Les Alliés sont obnubilés par la présence des dépôts de matériels pour les fusées V-1. Nucourt, St Leu, mais aussi le Bois de Cassan à l’Isle Adam. La Résistance locale reçu l’ordre de Londres de se renseigner de visu sur le site. Jacques Meyer se souvient : « Je fût désigné pour escorter un agent sur le dépôt car je parlais allemand. Ayant mes entrées à la direction de l’OT au château de Brécourt à Labbeville, muni d’un précieux Ausweis, j’y récupérais un uniforme de sous officier allemand. Ainsi, on pénétra inaperçus sur le dépôt de Cassan où s’activaient des centaines d’ouvriers. A chaque rencontre, j’invectivais copieusement en allemand mon compagnon, l’air d’un contremaître très préoccupé et mécontent de l’avancée des travaux. L’agent notait tout dans sa tête puis rédigea un rapport qui fût transmit.

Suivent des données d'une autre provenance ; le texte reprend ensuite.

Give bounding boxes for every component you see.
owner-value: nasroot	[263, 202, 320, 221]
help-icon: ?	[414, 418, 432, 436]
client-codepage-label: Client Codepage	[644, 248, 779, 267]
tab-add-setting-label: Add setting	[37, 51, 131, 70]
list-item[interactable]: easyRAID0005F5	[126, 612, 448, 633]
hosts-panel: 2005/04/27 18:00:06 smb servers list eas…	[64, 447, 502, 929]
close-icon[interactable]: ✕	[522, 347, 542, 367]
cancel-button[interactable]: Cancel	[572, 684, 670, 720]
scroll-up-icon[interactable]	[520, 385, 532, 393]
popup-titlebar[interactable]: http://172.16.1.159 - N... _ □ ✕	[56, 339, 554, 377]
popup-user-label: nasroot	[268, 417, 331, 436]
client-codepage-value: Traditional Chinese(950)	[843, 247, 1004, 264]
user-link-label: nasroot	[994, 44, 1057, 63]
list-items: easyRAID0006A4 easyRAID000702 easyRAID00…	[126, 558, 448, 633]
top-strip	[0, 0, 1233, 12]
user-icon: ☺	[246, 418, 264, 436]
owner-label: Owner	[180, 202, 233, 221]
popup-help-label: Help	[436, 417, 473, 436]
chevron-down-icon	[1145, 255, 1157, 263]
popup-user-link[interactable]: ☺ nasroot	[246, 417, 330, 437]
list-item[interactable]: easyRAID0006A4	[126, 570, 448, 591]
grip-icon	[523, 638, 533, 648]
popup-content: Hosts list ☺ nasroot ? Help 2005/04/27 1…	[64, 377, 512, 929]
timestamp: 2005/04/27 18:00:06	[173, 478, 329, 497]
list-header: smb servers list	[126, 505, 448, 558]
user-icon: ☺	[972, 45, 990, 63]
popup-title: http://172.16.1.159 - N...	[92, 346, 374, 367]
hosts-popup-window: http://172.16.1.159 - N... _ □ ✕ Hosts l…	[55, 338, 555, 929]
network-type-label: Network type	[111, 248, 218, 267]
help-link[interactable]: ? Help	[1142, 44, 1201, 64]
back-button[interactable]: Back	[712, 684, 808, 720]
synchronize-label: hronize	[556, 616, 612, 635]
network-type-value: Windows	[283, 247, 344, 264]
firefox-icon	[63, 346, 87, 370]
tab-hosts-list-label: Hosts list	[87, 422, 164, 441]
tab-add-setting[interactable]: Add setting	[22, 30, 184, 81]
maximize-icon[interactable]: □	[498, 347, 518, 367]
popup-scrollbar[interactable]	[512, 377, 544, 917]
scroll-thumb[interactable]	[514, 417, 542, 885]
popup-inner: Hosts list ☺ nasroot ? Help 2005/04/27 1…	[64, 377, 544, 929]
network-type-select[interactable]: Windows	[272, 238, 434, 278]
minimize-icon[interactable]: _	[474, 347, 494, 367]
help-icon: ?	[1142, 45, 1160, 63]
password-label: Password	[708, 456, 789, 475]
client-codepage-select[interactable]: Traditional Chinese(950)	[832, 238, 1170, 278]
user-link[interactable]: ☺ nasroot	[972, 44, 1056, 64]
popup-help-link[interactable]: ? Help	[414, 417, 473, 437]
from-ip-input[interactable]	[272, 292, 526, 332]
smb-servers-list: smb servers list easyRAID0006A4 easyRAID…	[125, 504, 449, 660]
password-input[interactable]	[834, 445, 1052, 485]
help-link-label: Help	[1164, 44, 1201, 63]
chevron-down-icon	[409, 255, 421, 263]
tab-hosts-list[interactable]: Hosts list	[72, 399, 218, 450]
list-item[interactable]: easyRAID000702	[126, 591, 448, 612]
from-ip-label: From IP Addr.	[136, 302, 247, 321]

Je me souvient parfaitement d’y avoir vu des cônes pour les fusées V-1, les pièces venaient du dépôt de St Leu semble t-il »
Récupération de pilotes
Jacques Meyer témoigne encore. « Courant août 44 je me trouvais en mission d’observation de la base de Cormeilles en Vexin. Depuis les hauteurs de Grisy les Plâtres je pouvais distinguer les mouvements allemands, il y avait encore quelques bombardiers. Soudain quatre chasseurs américains fondent sur les pistes et les avions parqués. Plusieurs prennent feu, la DCA réplique, un P-47 est touché, le pilote saute. Je fonce avec ma moto pour le récupérer au plus vite avant les Allemands. J’arrive alors qu’il vient de se poser. On cache vite fait le pépin et je lui passe une combinaison de travail que j’avais toujours sur moi dans cette éventualité. On file en direction de Haravilliers, en bas d’une côte deux Feldgendarmes me font signe de stopper. Je fais mine de m’arrêter alors que les deux allemands remettent l’arme à l’épaule, des mitraillettes Sten je me souvient bien. Je remet les gas et passe entre les deux.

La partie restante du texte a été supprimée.